Part I of the book sails smoothly until the tragic shipwreck. Part II takes up the aftermath: eight months of hard, nearly impossible-to-fathom work for the Wilcox family. In Fiji, father Chuck, mother Dawn, homesick sister Linda, and young Garth worked tirelessly and with uncommon determination to both save and repair the boat. First, the family unloaded what they could from the wrecked boat to a cinder-block building on an uninhabited atoll. Alone, they rationed food and water. Eventually they were found by local fishermen. Negotiations and logistics for the salvage wore away at everyone’s frayed emotions, but eventually the boat was towed to a boatyard in Suva.
Nearly every part of the boat needed work and nearly every dollar they had was spent. By Chapter 34, after dengue fever, an IRS audit, infinite national holidays, brain-numbing heat and sweltering humidity, they finally sailed away, forever changed. Every member of the family was pushed to a breaking point. The boat, too, would never recover.

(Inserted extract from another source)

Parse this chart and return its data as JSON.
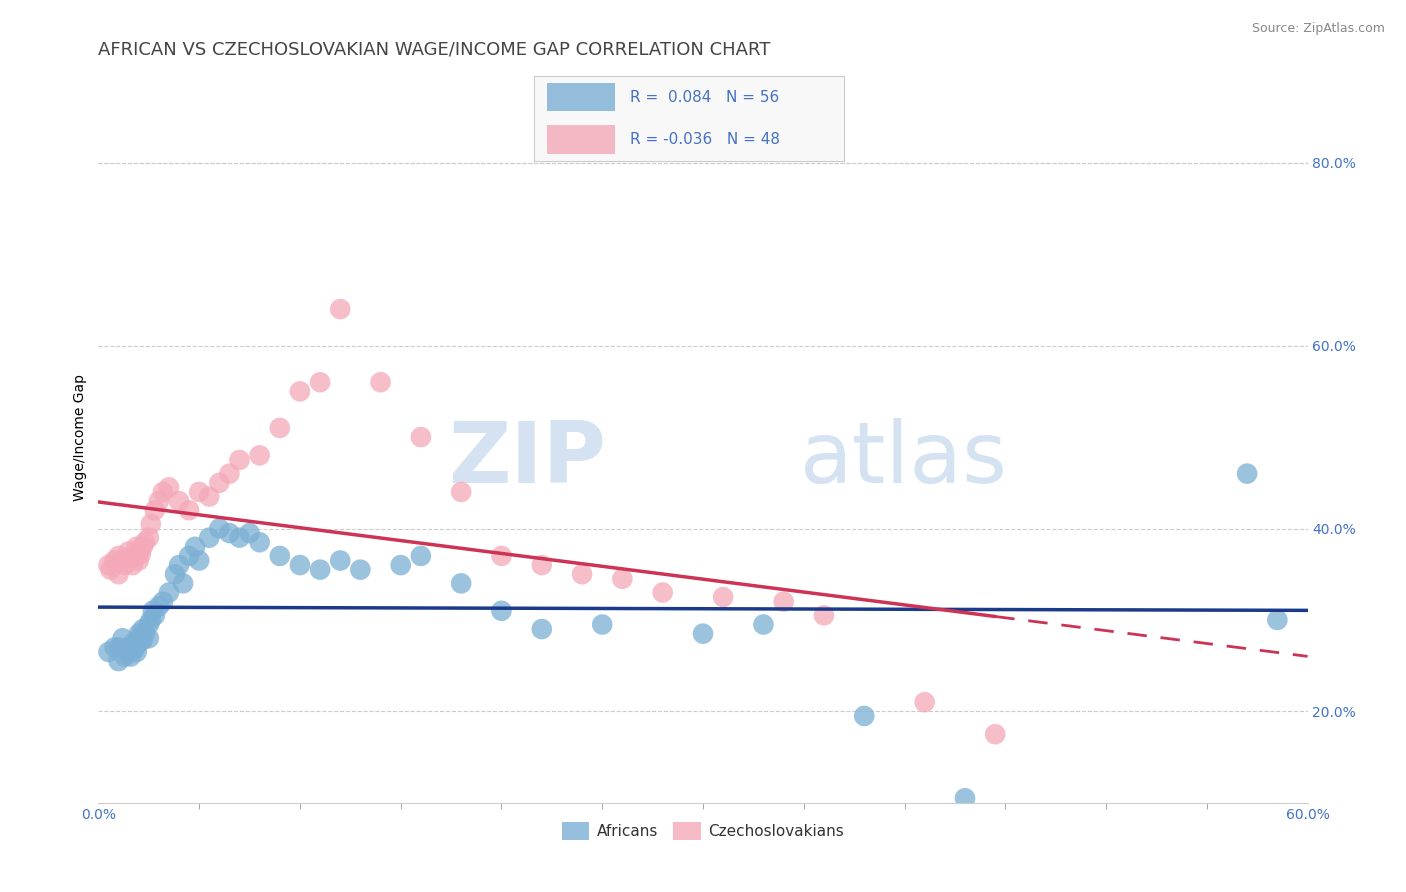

For ocean travelers, the place names and ports around the world cycle through the book with familiarity like constellations. Names of people, businesses, and details of the scenes, though, are mostly history now. When the Wilcox family anchored to get fresh water in the Marquesas, Daniel and his wife showed them around. At the remote atoll of Suwarrow, Tom Neale came out to greet them and shared vegetables. In Australia, at that time, customs clearance was “laid back” for cruising sailors, though piles in the river are still the “cheapest moorage in Brisbane” and “southerly busters” and “crocs” are still a worry “up the reef.” In 1976-77, half of the cruisers in the Indian Ocean were opting for the Red Sea route, and instead of a threat of piracy or international conflict, their focus of “horrors” was on the headwinds. Israel, Turkey, Cyprus, Morocco. Without Guidebooks and with a freedom that is no longer feasible today, the Wilcox family went wherever the winds of the Mediterranean took them. Sailing to the Caribbean Sea and then the Panama Canal, they found themselves back among Americans, but in four-and-a-half years, much had changed. The economic gulf they saw between themselves and other cruisers was “of epic proportions.” The costs, and news that Chuck’s father was sick and his health failing, compelled the family to return home to California.

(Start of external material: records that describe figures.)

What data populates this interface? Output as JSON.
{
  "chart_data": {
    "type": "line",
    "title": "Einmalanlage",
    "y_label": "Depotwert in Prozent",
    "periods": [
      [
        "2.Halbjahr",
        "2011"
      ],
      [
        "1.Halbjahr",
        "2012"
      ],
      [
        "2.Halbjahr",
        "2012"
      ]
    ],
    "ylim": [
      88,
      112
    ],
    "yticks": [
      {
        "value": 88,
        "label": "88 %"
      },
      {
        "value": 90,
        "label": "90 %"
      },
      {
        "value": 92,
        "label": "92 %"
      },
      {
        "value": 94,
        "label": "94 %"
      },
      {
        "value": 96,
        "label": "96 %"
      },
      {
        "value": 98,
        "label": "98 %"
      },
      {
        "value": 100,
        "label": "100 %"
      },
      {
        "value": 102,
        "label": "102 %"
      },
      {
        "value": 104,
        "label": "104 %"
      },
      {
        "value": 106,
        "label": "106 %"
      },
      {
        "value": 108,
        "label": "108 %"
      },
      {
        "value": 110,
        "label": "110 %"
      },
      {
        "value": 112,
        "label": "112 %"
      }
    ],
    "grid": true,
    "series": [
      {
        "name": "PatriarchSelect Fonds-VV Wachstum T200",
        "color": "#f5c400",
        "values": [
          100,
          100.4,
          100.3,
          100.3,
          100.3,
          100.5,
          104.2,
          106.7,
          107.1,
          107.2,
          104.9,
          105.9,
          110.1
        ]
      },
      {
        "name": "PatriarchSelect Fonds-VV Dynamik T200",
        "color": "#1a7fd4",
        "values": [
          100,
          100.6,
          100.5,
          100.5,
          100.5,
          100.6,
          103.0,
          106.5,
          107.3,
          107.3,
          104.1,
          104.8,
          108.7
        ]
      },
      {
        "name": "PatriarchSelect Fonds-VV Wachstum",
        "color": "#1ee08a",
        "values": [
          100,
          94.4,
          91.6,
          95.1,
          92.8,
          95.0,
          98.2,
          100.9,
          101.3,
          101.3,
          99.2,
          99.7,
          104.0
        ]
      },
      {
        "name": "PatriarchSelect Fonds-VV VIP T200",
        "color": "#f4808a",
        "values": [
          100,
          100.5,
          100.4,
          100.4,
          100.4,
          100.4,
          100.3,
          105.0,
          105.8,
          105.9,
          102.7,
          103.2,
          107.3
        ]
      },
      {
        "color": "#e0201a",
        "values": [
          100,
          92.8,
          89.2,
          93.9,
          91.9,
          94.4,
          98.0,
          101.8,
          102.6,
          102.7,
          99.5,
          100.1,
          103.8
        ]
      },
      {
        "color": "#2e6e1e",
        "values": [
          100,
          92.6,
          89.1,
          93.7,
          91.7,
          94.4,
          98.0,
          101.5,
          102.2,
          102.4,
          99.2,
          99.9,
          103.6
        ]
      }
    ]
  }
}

The final passage is also epic. At one point in the voyage Garth wrote “NUTS,” in the log. His father wrote “Or DJL [Davey Jones Locker].” His sister wrote, “I HATE THIS.” VELA sailed through wind and calm, her bottom covered with barnacles on barnacles; she had a broken toilet, a 6’ wildly dislodged spreader, and a broken watch upon which they were totally dependent for their celestial navigation, along with dwindling food, water and fuel. The Wilcox family finally sailed into San Francisco Bay on July 2, 1978, 86 days from Panama. There was no fanfare. The month-overdue yacht was at first even overlooked by the Coast Guard.
After years away, the family struggled to fit in and, like most ocean sailors, they never will. On their first night ashore in their former Palo Alto home, they slept together on the boat cushions one last time. Soon, VELA was “adopted” for $14,000.
Only Garth ever sailed again.
It’s one thing to write your own tale of a sailing journey, but in Sea Trials, Hinman has written a tribute to her husband and his family. It’s a book of love. She’s also contributed rare, timeless and now mostly impossible-to-repeat sailing experiences for the world sailing audiences. It made me long to be on the ocean again, without electronics, 24-hour world news, satellite monitoring of our location, and blogs. It made me grateful to be one of the tribe who holds onto the lessons and love of bluewater as if life depend on it. We cherish the verdicts of our own Sea Trials.